Metropolitan African Methodist Episcopal (A.M.E.) Church has hosted the funeral service of civil rights leader Rosa Parks and both inauguration services for former President William Jefferson Clinton. Founded in 1838, the church, known as the National Cathedral of African Methodism, is rich in history, which is why it has historically been one of Washington, D.C.’s premier places of worship – especially with a location just a few blocks from the White House.

At Metropolitan, it’s commonplace to encounter men in suits on Sunday morning, but on Jan. 16, it was anything but ordinary. That morning, men in black suits stood at every vantage point inside and outside the church in downtown Washington, and many of them were not only dressed for service, but also to protect the president of the United States, Barack Obama, and his family.

As crowds, of church members and Obama supporters, multiplied outside, Metropolitan’s pastor, the Rev.
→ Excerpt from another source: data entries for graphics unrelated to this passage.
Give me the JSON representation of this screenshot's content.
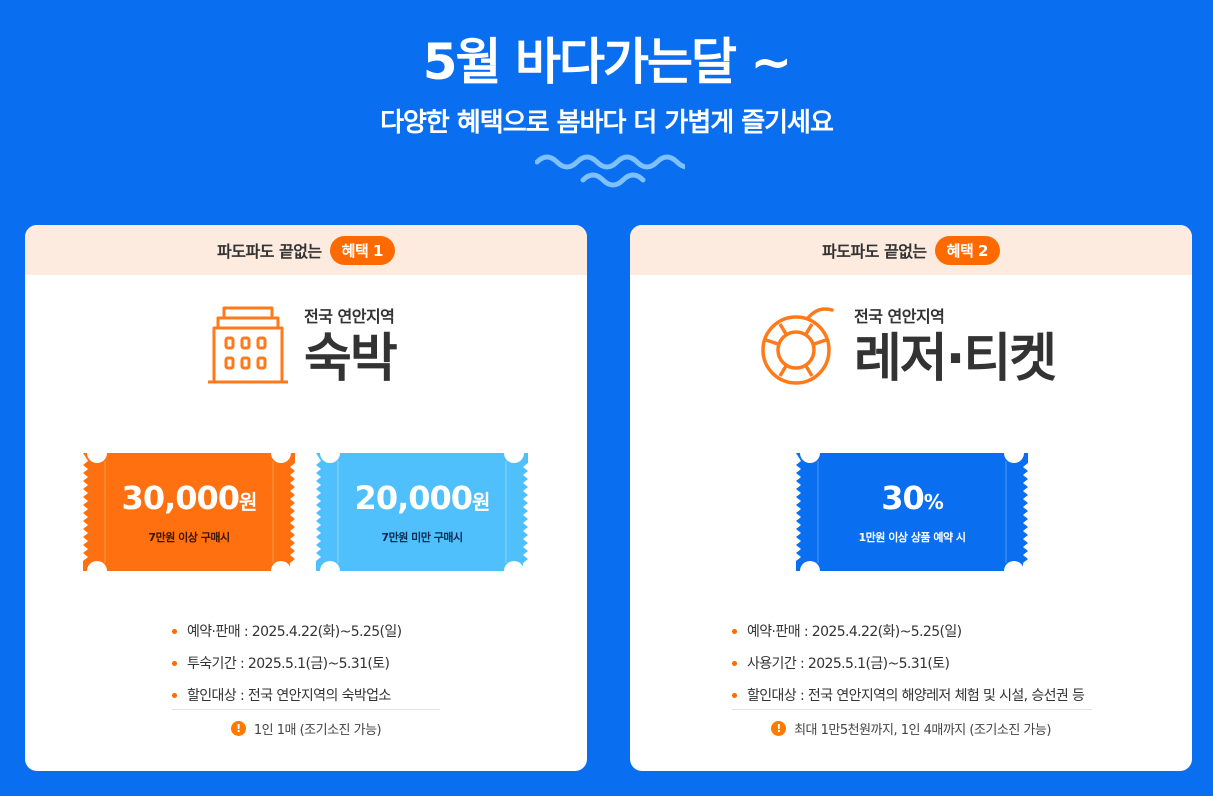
{
  "hero": {
    "title": "5월 바다가는달 ~",
    "subtitle": "다양한 혜택으로 봄바다 더 가볍게 즐기세요"
  },
  "colors": {
    "background": "#0a6ef0",
    "accent_orange": "#ff6a00",
    "coupon_orange": "#ff7010",
    "coupon_sky": "#4fc0fb",
    "coupon_blue": "#0a6ef0",
    "card_header": "#fdebdf"
  },
  "benefits": [
    {
      "header_label": "파도파도 끝없는",
      "badge": "혜택 1",
      "category_sub": "전국 연안지역",
      "category_name": "숙박",
      "icon": "building-icon",
      "coupons": [
        {
          "amount": "30,000",
          "unit": "원",
          "condition": "7만원 이상 구매시",
          "color": "#ff7010"
        },
        {
          "amount": "20,000",
          "unit": "원",
          "condition": "7만원 미만 구매시",
          "color": "#4fc0fb"
        }
      ],
      "info": [
        "예약·판매 : 2025.4.22(화)~5.25(일)",
        "투숙기간 : 2025.5.1(금)~5.31(토)",
        "할인대상 : 전국 연안지역의 숙박업소"
      ],
      "note": "1인 1매 (조기소진 가능)"
    },
    {
      "header_label": "파도파도 끝없는",
      "badge": "혜택 2",
      "category_sub": "전국 연안지역",
      "category_name": "레저·티켓",
      "icon": "lifebuoy-icon",
      "coupons": [
        {
          "amount": "30",
          "unit": "%",
          "condition": "1만원 이상 상품 예약 시",
          "color": "#0a6ef0"
        }
      ],
      "info": [
        "예약·판매 : 2025.4.22(화)~5.25(일)",
        "사용기간 : 2025.5.1(금)~5.31(토)",
        "할인대상 : 전국 연안지역의 해양레저 체험 및 시설, 승선권 등"
      ],
      "note": "최대 1만5천원까지, 1인 4매까지 (조기소진 가능)"
    }
  ]
}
Dr. Ronald E. Braxton, paced his office. He had met other presidents before, but this one was different. “Obama represented a long tradition of U.S. presidents who visited the church. It was significant for him to visit on this day, especially being an African-American president, on the day that we celebrated an African American and his contribution to America,” Braxton said.

While church members and visitors opened their coats to get swept down by security outside, the pastor’s office was full of church staff and bishops, who would ordinarily come and go as they pleased, but now had to answer to the Secret Service men with wires on their left ears.

However, besides cheers and cell phone camera flashes, the president was anything but a distraction during Sunday’s service at Metropolitan. The choir sang joyfully, scriptures were read and churchgoers nodded their heads as prayers were delivered and testimonies were given. Like any other Sunday, the congregation exploded with an enthusiasm that’s unique to the Black Church, but on this Sunday, the enthusiasm had a new attitude.

It was the same attitude that Metropolitan member Ernest Green, one of the oldest of the “Little Rock Nine” had when he first met President Obama, although when he met Obama, he wasn’t president yet. Before Obama’s arrival at Metropolitan, Green said, “Seeing Obama as a president today visiting my church, makes me, as a teenager of 1957, know that I was on the right path. This is something that I could have never predicted.”

The president greeted Green with a sincerity he gave everyone he encountered that Sunday. And, like everyone who encountered Obama, Green was caught up in the rapture of the nation’s leader.

The Obama family left Metropolitan A.M.E. church after the service but stayed in the memories and hearts of those who were fortunate enough to worship with them and shake their hands. There was never a moment when one of the Obamas was not either smiling , praying or worshipping. For everyone in attendance, it was a historic moment that will continue the legacy of Metropolitan African Methodist Episcopal Church.